A POLIS student is behind the University becoming the first hub outside London to get involved in the Cube Movement – a social media network campaigning against modern day slavery.
Jenna Logeais and a team of six other students launched the local initiative at a special event held this week in the Chancellors' Building where they were joined by Philipp Engel, the founder and director of the project.
“I really believe in this scheme and I want the University to be able to say we were at the start as it takes off around the world,” said Jenna.
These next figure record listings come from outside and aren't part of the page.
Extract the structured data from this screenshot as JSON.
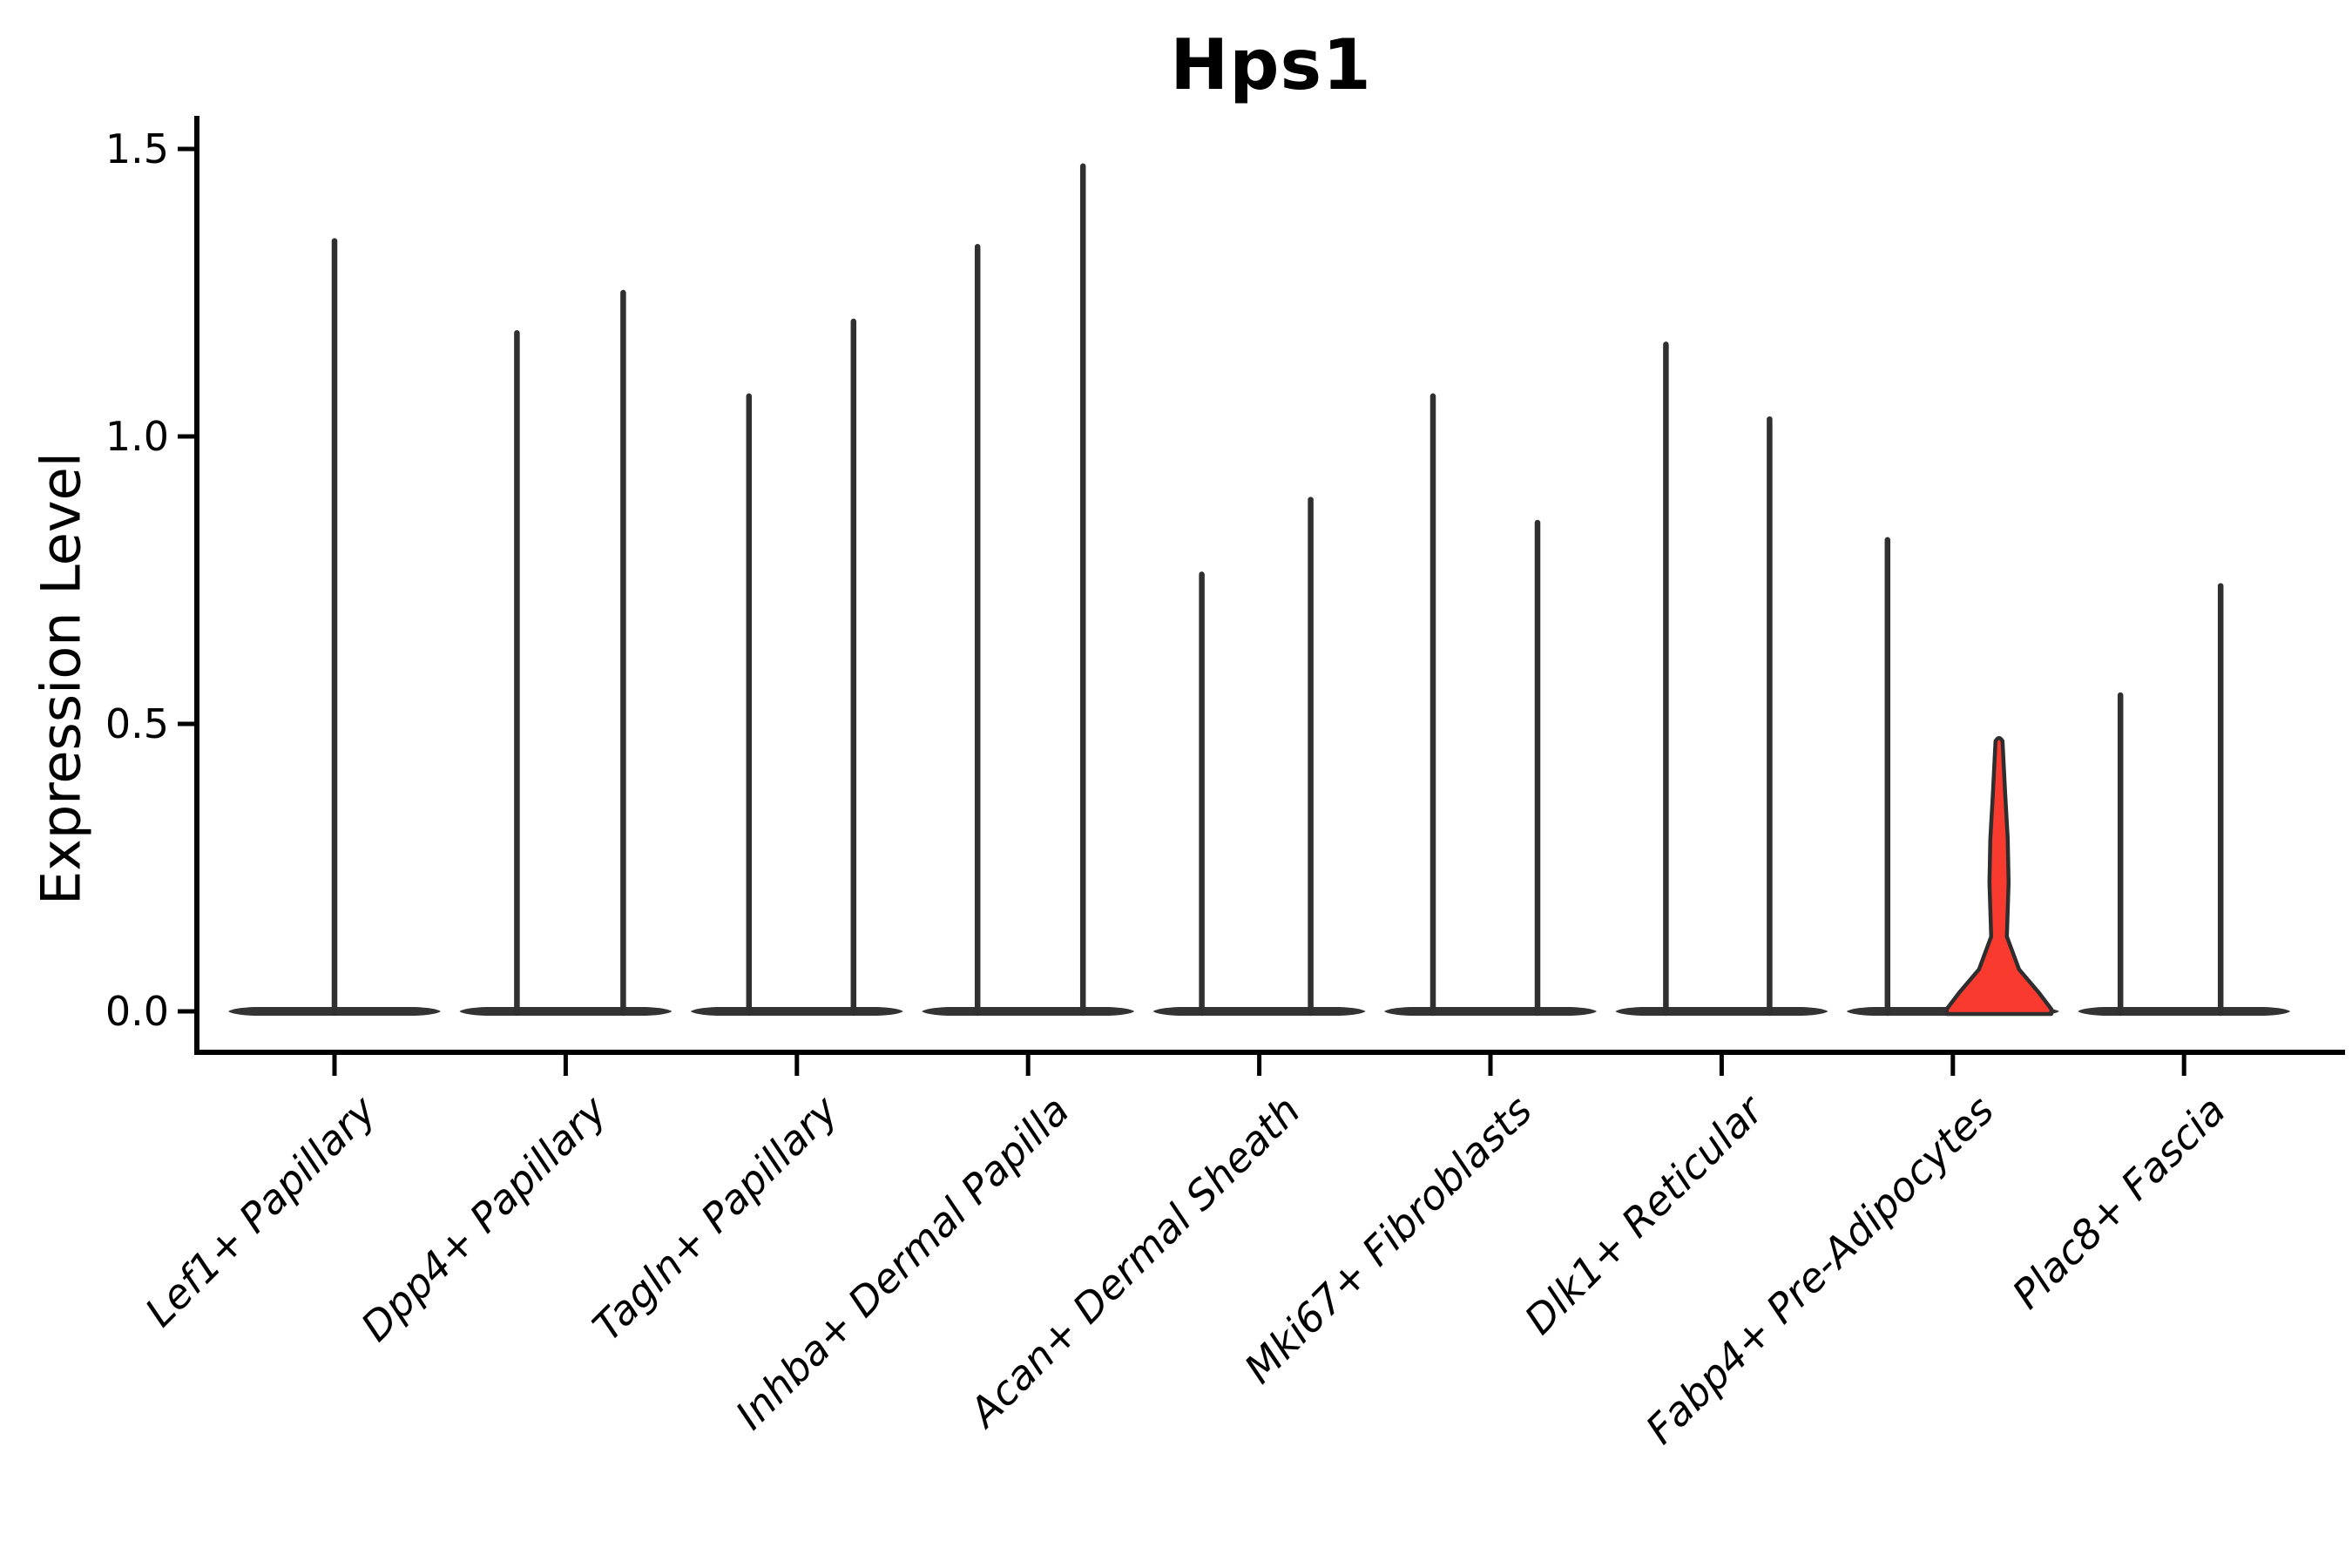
{
  "chart_data": {
    "type": "violin",
    "title": "Hps1",
    "ylabel": "Expression Level",
    "xlabel": "",
    "grid": false,
    "legend": "none",
    "ytick_labels": [
      "0.0",
      "0.5",
      "1.0",
      "1.5"
    ],
    "ytick_values": [
      0.0,
      0.5,
      1.0,
      1.5
    ],
    "ylim": [
      -0.07,
      1.56
    ],
    "colors": {
      "violin_line": "#303030",
      "base_bar": "#333333",
      "axis": "#000000",
      "highlight_fill": "#f93b2f",
      "highlight_stroke": "#2e2e2e"
    },
    "categories": [
      {
        "label": "Lef1+ Papillary",
        "violins": [
          {
            "max": 1.34,
            "dx": 0
          }
        ]
      },
      {
        "label": "Dpp4+ Papillary",
        "violins": [
          {
            "max": 1.18,
            "dx": -56
          },
          {
            "max": 1.25,
            "dx": 66
          }
        ]
      },
      {
        "label": "Tagln+ Papillary",
        "violins": [
          {
            "max": 1.07,
            "dx": -55
          },
          {
            "max": 1.2,
            "dx": 65
          }
        ]
      },
      {
        "label": "Inhba+ Dermal Papilla",
        "violins": [
          {
            "max": 1.33,
            "dx": -58
          },
          {
            "max": 1.47,
            "dx": 63
          }
        ]
      },
      {
        "label": "Acan+ Dermal Sheath",
        "violins": [
          {
            "max": 0.76,
            "dx": -66
          },
          {
            "max": 0.89,
            "dx": 59
          }
        ]
      },
      {
        "label": "Mki67+ Fibroblasts",
        "violins": [
          {
            "max": 1.07,
            "dx": -66
          },
          {
            "max": 0.85,
            "dx": 54
          }
        ]
      },
      {
        "label": "Dlk1+ Reticular",
        "violins": [
          {
            "max": 1.16,
            "dx": -64
          },
          {
            "max": 1.03,
            "dx": 55
          }
        ]
      },
      {
        "label": "Fabp4+ Pre-Adipocytes",
        "violins": [
          {
            "max": 0.82,
            "dx": -75
          },
          {
            "max": 0.47,
            "dx": 53,
            "highlight": true,
            "profile": [
              [
                0.47,
                4
              ],
              [
                0.38,
                7
              ],
              [
                0.3,
                10
              ],
              [
                0.224,
                11
              ],
              [
                0.13,
                9
              ],
              [
                0.073,
                23
              ],
              [
                0.032,
                46
              ],
              [
                0.004,
                60
              ]
            ]
          }
        ]
      },
      {
        "label": "Plac8+ Fascia",
        "violins": [
          {
            "max": 0.55,
            "dx": -73
          },
          {
            "max": 0.74,
            "dx": 42
          }
        ]
      }
    ]
  }
}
The Cube Movement encourages people to buy wooden cubes which each has a unique number on it, along with facts about modern slavery. You then log into the Cube Movement website and put in your pin number and location which logs the beginning of its journey. You then pass the cube on to other people on your travels. Each time it lands in the hands of someone new they log its location on the website and the cube’s journey is tracked online.
“You can then see how far your cube has travelled across the world as it builds chains of awareness and communication between people about the problems of modern slavery,” explained Jenna.
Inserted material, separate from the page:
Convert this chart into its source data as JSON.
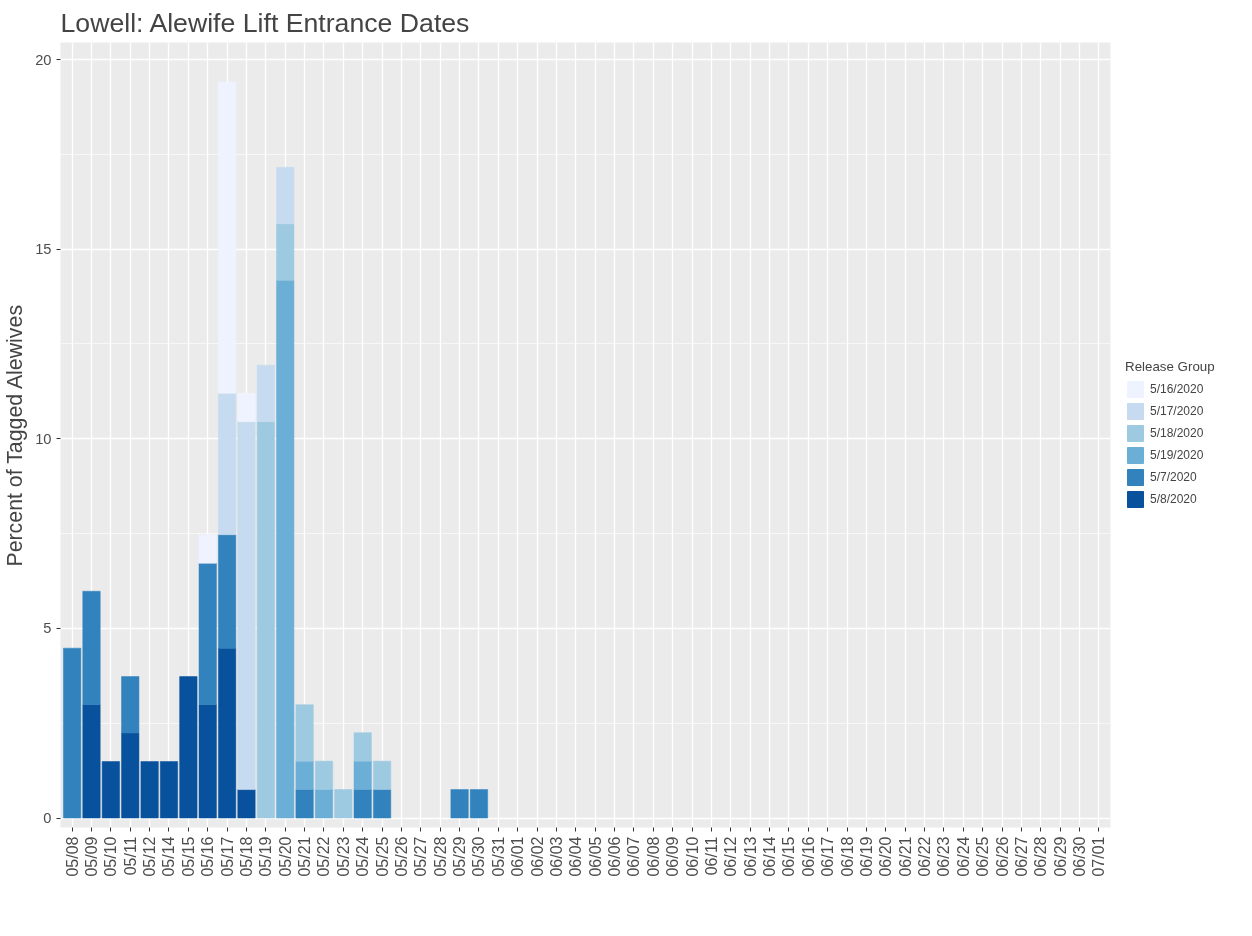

“Our event on campus went really well and the turn-out was very encouraging so I couldn't be more pleased.”
Jenna got involved in the scheme after travelling to the One Young World Summit in South Africa earlier in the year. This annual summit brings together the brightest young people from around the world to share their vision, views and ideas to create practical and achievable commitments for positive change.
At this year's fourth annual Summit 1,300 young future leaders from over 180 countries around the world spoke alongside global figures including Kofi Annan, former UN Secretary General, Sir Richard Branson and Sir Bob Geldof.
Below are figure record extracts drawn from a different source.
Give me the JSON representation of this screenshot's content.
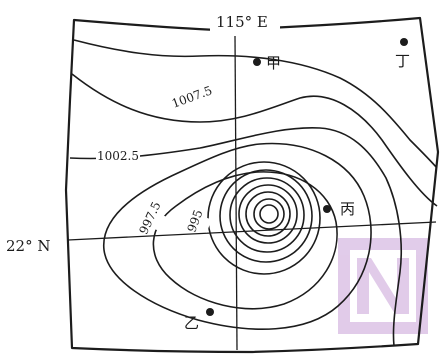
{
  "grid": {
    "longitude_label": "115° E",
    "latitude_label": "22° N"
  },
  "isobars": {
    "labels": [
      "1007.5",
      "1002.5",
      "997.5",
      "995"
    ]
  },
  "places": [
    {
      "label": "甲"
    },
    {
      "label": "乙"
    },
    {
      "label": "丙"
    },
    {
      "label": "丁"
    }
  ],
  "watermark": {
    "color": "#c9a2d8"
  }
}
Jenna was selected by the University's Faculty of Humanities & Social Sciences to become the first Bath student to attend the event.
She said: "One Young World was a unique opportunity to meet other ambitious young people from around the world, and to discuss and find sustainable and concrete solutions for the most pressing issues the world faces today, such as modern slavery. I felt really inspired so when I returned I thought this was a great initiative and wanted to see if I could create the first hub outside of London.”